I stepped out of the Irish Writer's Center.
I stepped out in Dublin.
This is Ireland!
The Country of Poetry, poetry in Irish being the oldest vernacular poetry in Europe, with the earliest examples dating from the 6th century.
I am on the steps of the Irish Writer's Center and to my right, there is the Writers' Museums, the restaurant called Chapter One, and nearby on North Great Georges Street, the James Joyce center.
I can't get closer to writing in body and mind.

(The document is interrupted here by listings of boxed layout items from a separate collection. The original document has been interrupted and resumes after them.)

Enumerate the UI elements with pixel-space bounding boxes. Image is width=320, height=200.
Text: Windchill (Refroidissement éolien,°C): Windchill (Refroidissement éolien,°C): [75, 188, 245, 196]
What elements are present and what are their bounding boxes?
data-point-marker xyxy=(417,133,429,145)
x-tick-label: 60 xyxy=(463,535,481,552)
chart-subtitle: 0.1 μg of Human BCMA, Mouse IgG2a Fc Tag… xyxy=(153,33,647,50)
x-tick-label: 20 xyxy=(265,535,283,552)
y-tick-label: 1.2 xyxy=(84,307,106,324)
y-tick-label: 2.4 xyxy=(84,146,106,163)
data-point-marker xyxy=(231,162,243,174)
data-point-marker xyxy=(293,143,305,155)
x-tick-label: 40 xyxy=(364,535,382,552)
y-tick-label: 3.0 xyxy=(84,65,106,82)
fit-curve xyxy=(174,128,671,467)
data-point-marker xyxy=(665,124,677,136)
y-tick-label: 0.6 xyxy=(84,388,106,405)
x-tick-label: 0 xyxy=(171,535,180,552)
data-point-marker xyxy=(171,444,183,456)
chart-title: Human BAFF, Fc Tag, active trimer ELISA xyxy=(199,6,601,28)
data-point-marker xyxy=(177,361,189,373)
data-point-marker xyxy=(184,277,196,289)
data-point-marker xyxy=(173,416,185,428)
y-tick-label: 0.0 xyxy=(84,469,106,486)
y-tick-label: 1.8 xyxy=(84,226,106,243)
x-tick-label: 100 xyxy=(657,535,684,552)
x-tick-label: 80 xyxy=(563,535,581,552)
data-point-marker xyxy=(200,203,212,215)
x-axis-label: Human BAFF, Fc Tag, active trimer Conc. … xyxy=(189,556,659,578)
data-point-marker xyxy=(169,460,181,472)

And I can't get closer to the history of the country.
Parnell Square.
I mean Parnell Square: religion, arts, history, writing, politics and science all squeezed up in one square.
First religion appears striking and wonderful with the Gothic Revival Findlater's Church and arts with the Hugh Lane Gallery then the rest unveils like the winning numbers of a lottery ticket:

No 5 – Birthplace of Oliver St John Gogarty, a friend of Michael Collins and the writers WB Yeats and James Joyce.
No 9 – Living place of Dr Bartholomew Mosse who founded the Rotunda Hospital
No 25 – Gaelic League Building.
No 29 – Formerly Vaughan’s Hotel; a favourite hiding and meeting place for freedom fighter Michael Collins.
No 41 – Formerly the Irish National Forester’s Hall.
No 44 – The Kevin Barry memorial hall is the current headquarters of Sinn Fein.
No 46 – Formerly the Headquarters of Conradh na Gaeilge, the Irish language league.

Yes today I feel I got lucky. I am standing where so many great people stood before me on a day where I can enjoy modern poets talking about older poets and out in the open in this beautiful afternoon unfolding before me is Ireland at its very core, breathing.
Red bricks, Georgian buildings, taxi bursting out with music, cars and buses whizzing by, junkie bikers, old ladies shopping, business woman with smart suit and business case, foreigners and Irish walking, poor and rich crossing by.
All in the sunny crispy March air.
Ireland full of possibilities and Ireland full of disasters:
Dublin made City of Literature by the Unesco this year while down in this very street, the Irish Writer's Center threatening to close in June.